Anggota Komisi IV DPR (F-PDI Perjuangan), Sudin juga menyuarakan hal yang sama. Menurutnya, Permen KP diuji publik terlebih dahulu dan harus melibatkan berbagai pihak terkait termasuk asosiasi perikanan dan nelayan.
Sudin menyebut kebijakan pelarangan bibit lobster untuk diekspor yang disetujuinya ini. Namun, katanya, jangan langsung stop begitu saja. Sebaiknya KKP memberikan alternatif pekerjaan lain dulu atau menawarkan program untuk kelangsungan hidup masyarakat. “Sebaiknya KKP menjadikan asosiasi perikanan dan nelayan sebagai teman. Yang membisiki dan memberikan masukan ke Ibu (Menteri Kelautan dan Perikanan, Susi Pudjiastuti) belum tentu mengerti budidaya,” kata Sudin.

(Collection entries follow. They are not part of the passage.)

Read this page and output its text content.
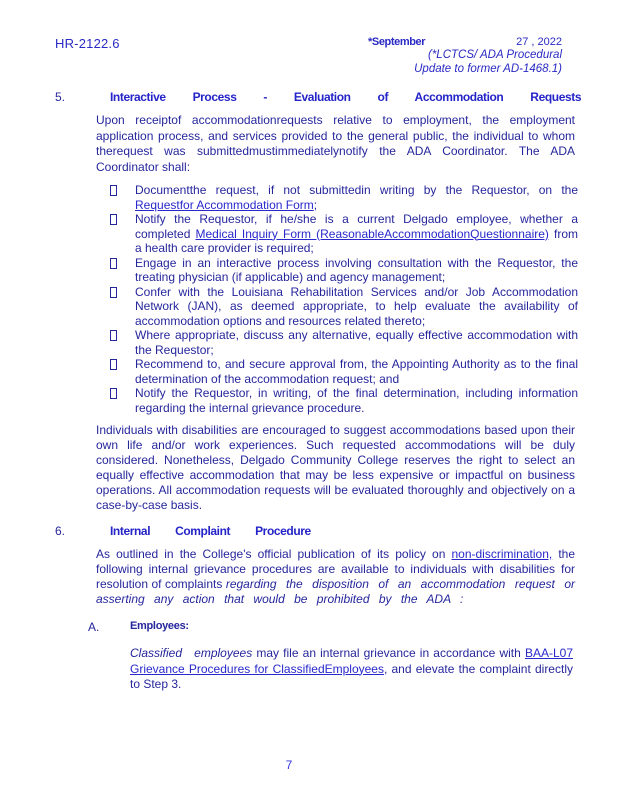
HR-2122.6	*September	27 , 2022
(*LCTCS/ ADA Procedural
Update to former AD-1468.1)
5.	Interactive Process - Evaluation of Accommodation Requests

Upon receiptof accommodationrequests relative to employment, the employment application process, and services provided to the general public, the individual to whom therequest was submittedmustimmediatelynotify the ADA Coordinator. The ADA Coordinator shall:

Documentthe request, if not submittedin writing by the Requestor, on the Requestfor Accommodation Form;
Notify the Requestor, if he/she is a current Delgado employee, whether a completed Medical Inquiry Form (ReasonableAccommodationQuestionnaire) from a health care provider is required;
Engage in an interactive process involving consultation with the Requestor, the treating physician (if applicable) and agency management;
Confer with the Louisiana Rehabilitation Services and/or Job Accommodation Network (JAN), as deemed appropriate, to help evaluate the availability of accommodation options and resources related thereto;
Where appropriate, discuss any alternative, equally effective accommodation with the Requestor;
Recommend to, and secure approval from, the Appointing Authority as to the final determination of the accommodation request; and
Notify the Requestor, in writing, of the final determination, including information regarding the internal grievance procedure.

Individuals with disabilities are encouraged to suggest accommodations based upon their own life and/or work experiences. Such requested accommodations will be duly considered. Nonetheless, Delgado Community College reserves the right to select an equally effective accommodation that may be less expensive or impactful on business operations. All accommodation requests will be evaluated thoroughly and objectively on a case-by-case basis.

6.	Internal Complaint Procedure

As outlined in the College's official publication of its policy on non-discrimination, the following internal grievance procedures are available to individuals with disabilities for resolution of complaints regarding the disposition of an accommodation request or asserting any action that would be prohibited by the ADA :

A.	Employees:

Classified employees may file an internal grievance in accordance with BAA-L07 Grievance Procedures for ClassifiedEmployees, and elevate the complaint directly to Step 3.

7
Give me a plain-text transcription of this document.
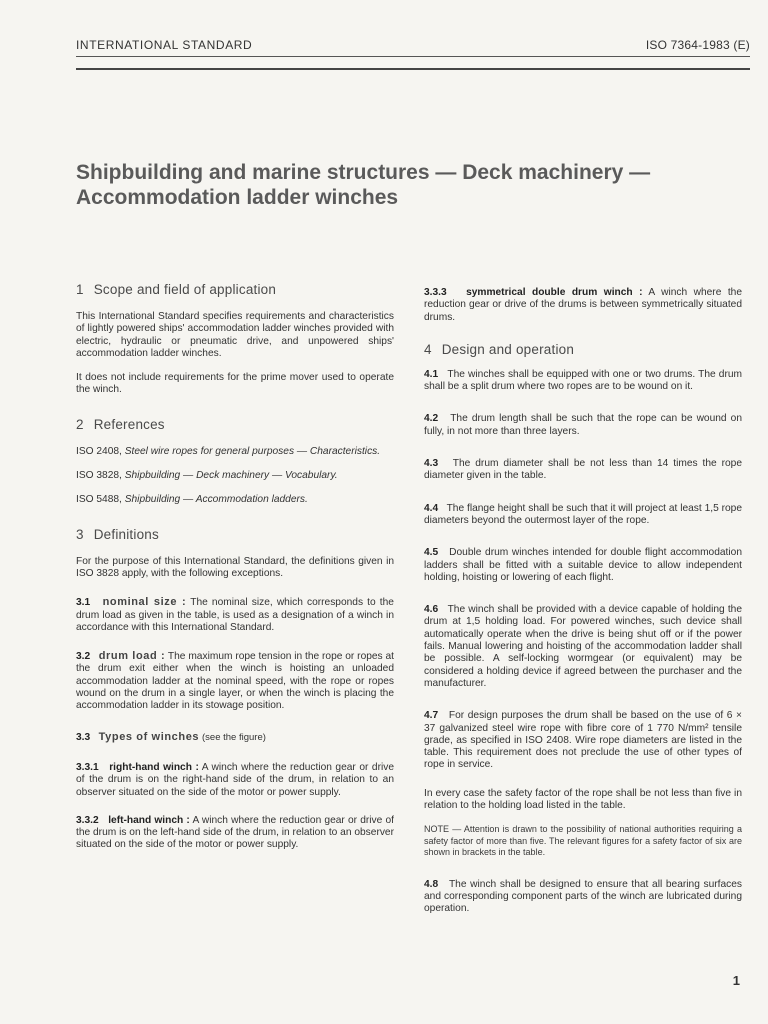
INTERNATIONAL STANDARD	ISO 7364-1983 (E)
Shipbuilding and marine structures — Deck machinery —
Accommodation ladder winches
1 Scope and field of application

This International Standard specifies requirements and characteristics of lightly powered ships' accommodation ladder winches provided with electric, hydraulic or pneumatic drive, and unpowered ships' accommodation ladder winches.

It does not include requirements for the prime mover used to operate the winch.

2 References

ISO 2408, Steel wire ropes for general purposes — Characteristics.

ISO 3828, Shipbuilding — Deck machinery — Vocabulary.

ISO 5488, Shipbuilding — Accommodation ladders.

3 Definitions

For the purpose of this International Standard, the definitions given in ISO 3828 apply, with the following exceptions.

3.1 nominal size : The nominal size, which corresponds to the drum load as given in the table, is used as a designation of a winch in accordance with this International Standard.

3.2 drum load : The maximum rope tension in the rope or ropes at the drum exit either when the winch is hoisting an unloaded accommodation ladder at the nominal speed, with the rope or ropes wound on the drum in a single layer, or when the winch is placing the accommodation ladder in its stowage position.

3.3 Types of winches (see the figure)

3.3.1 right-hand winch : A winch where the reduction gear or drive of the drum is on the right-hand side of the drum, in relation to an observer situated on the side of the motor or power supply.

3.3.2 left-hand winch : A winch where the reduction gear or drive of the drum is on the left-hand side of the drum, in relation to an observer situated on the side of the motor or power supply.

3.3.3 symmetrical double drum winch : A winch where the reduction gear or drive of the drums is between symmetrically situated drums.

4 Design and operation

4.1 The winches shall be equipped with one or two drums. The drum shall be a split drum where two ropes are to be wound on it.

4.2 The drum length shall be such that the rope can be wound on fully, in not more than three layers.

4.3 The drum diameter shall be not less than 14 times the rope diameter given in the table.

4.4 The flange height shall be such that it will project at least 1,5 rope diameters beyond the outermost layer of the rope.

4.5 Double drum winches intended for double flight accommodation ladders shall be fitted with a suitable device to allow independent holding, hoisting or lowering of each flight.

4.6 The winch shall be provided with a device capable of holding the drum at 1,5 holding load. For powered winches, such device shall automatically operate when the drive is being shut off or if the power fails. Manual lowering and hoisting of the accommodation ladder shall be possible. A self-locking wormgear (or equivalent) may be considered a holding device if agreed between the purchaser and the manufacturer.

4.7 For design purposes the drum shall be based on the use of 6 × 37 galvanized steel wire rope with fibre core of 1 770 N/mm² tensile grade, as specified in ISO 2408. Wire rope diameters are listed in the table. This requirement does not preclude the use of other types of rope in service.

In every case the safety factor of the rope shall be not less than five in relation to the holding load listed in the table.

NOTE — Attention is drawn to the possibility of national authorities requiring a safety factor of more than five. The relevant figures for a safety factor of six are shown in brackets in the table.

4.8 The winch shall be designed to ensure that all bearing surfaces and corresponding component parts of the winch are lubricated during operation.

1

Sekretaris Jenderal Asosiasi Perikanan Pole and Line dan Handline Indonesia, Agus Apun Budhiman juga mensinyalir hal itu. “Saat ini di KKP tidak ada ahli perikanan. Yang ada, pejabat perikanan,” sergah Agus, mantan Direktur Sumber Daya Ikan, Direktorat Jenderal Perikanan Tangkap, KKP ini.
Namun, kritik soal kurangnya sosialisasi dibantah Susi. Menurutnya, larangan ekspor bibit lobster berdasarkan peraturan perundangan terkait konservasi yang sudah dibuat pemerintah dan DPR terdahulu dan juga telah melewati uji publik.
Susi juga menegaskan, “pembisiknya” adalah orang-orang yang baik dan bertanggung jawab karena dari kalangan eselon I KKP. “Koordinasi kami baik,” tegasnya.
Memang, dalam Refleksi 2014 dan Outlook 2015 KKP yang digelar 5 Januari 2015 lalu, Susi mengaku “tancap gas’ mengeluarkan Permen KP 56/2014 tentang Perhentian Sementara (Moratorium) Perizinan Usaha Perikanan Tangkap di Wilayah Pengelolaan Perikanan NKRI.
“Maafkan saya. Untuk moratorium saya memang tidak konsultasi dengan stakeholder. Karena kalau lobi sana, lobi sini, bisa 3 bulan tidak kelar-kelar. DPR keburu kerja. Keburu susah saya. Jadi, saya desak Pak Laoly (Menkumham Yasonna H Laoly) untuk segera teken. Fenny
Menolak Namun Melunak
Meski masih berkeras memberlakukan Permen KP Nomor 57/PERMEN-KP/2014 tentang Larangan Transhipment (alih muatan), namun pasca raker dengan Komisi IV DPR, Menteri Kelautan dan Perikanan Susi Pudjiastuti berjanji akan berdiskusi dengan sejumlah pihak guna mempertimbangkan kelonggaran dengan berbagai persyaratan.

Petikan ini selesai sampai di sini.